I wonder what Master will do. Prospero; oh, I did call him Prospero to his face, and I am not sorry for it. No, not for that. Only for the other thing I said, and only because you did hear it, Miranda.

But I think he will kill me for what I did try to do. He did want to kill me before. Yes, I think I will die in the morning. It is a strange thing to think of not being, but I sit in the moonlight and think it to myself.

I am Caliban.

Caliban is; but tomorrow, Caliban will not be.

How can I not be?

This thought is like a heavy stone falling and falling through my thoughts and I follow it down but it only keeps falling and falling like it is falling in a well that has no bottom and the more I think it the more heavy it is until my head is heavy with it, and my head falls forward to touch my knees, and it is heavy so heavy— “Caliban.”

Thunk.

I think it is the stone hitting the bottom at last, but no, there is no stone and no well, only my head coming up hard.

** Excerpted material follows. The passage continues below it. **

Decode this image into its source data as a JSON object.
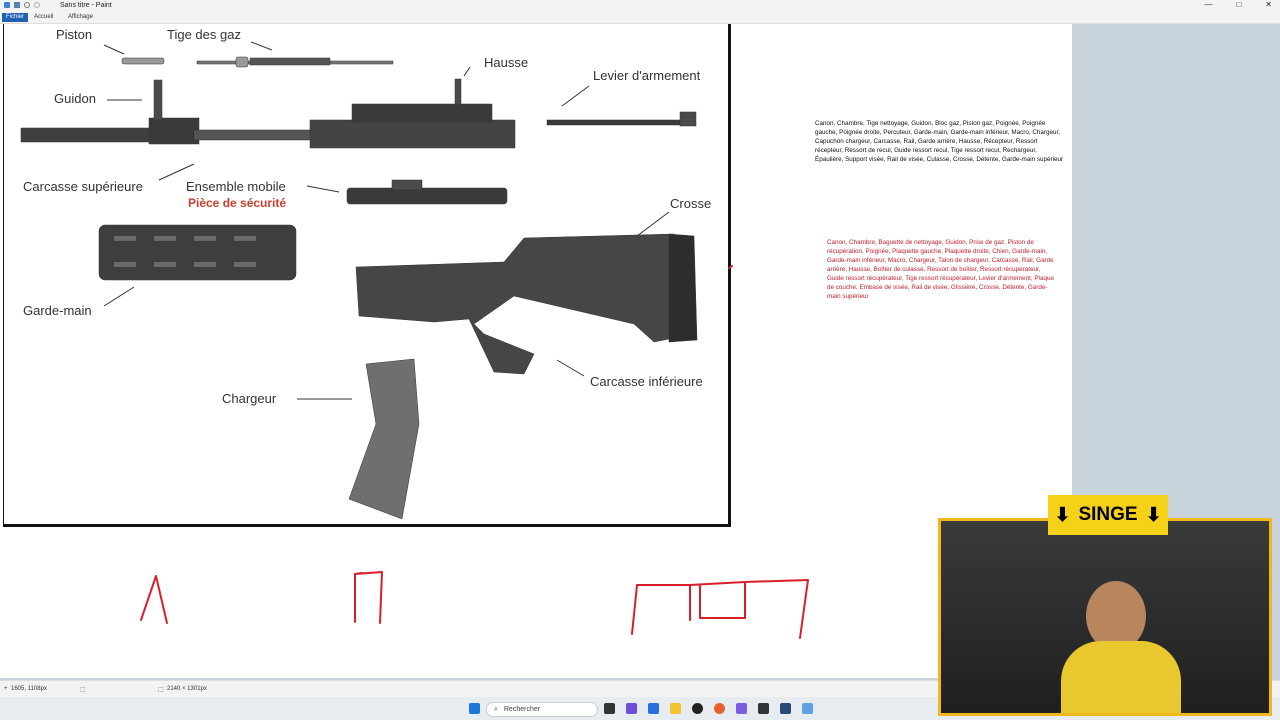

I was asleep; I did dream.

“Caliban!”

Then oh, oh, oh! I am awake and it is Miranda’s voice I hear, Miranda’s voice that calls in a soft, scared whisper from the gallery above my cell where she did watch me when we were little. Quick, so quick, I am on my feet. I lift my face to find her. She is there, the moonlight a shimmer on her hair. My heart sings inside me like a bird. If I had wings, I would fly to her.

There is a slithering sound and something long and white comes out of the darkness. It is a rope that Miranda has made from her bed-linens. One end hangs in front of my face. I take it in my hand and tug. It does not move. The other end is knotted around the railing of the balcony.

“Can you climb it?” Miranda whispers to me.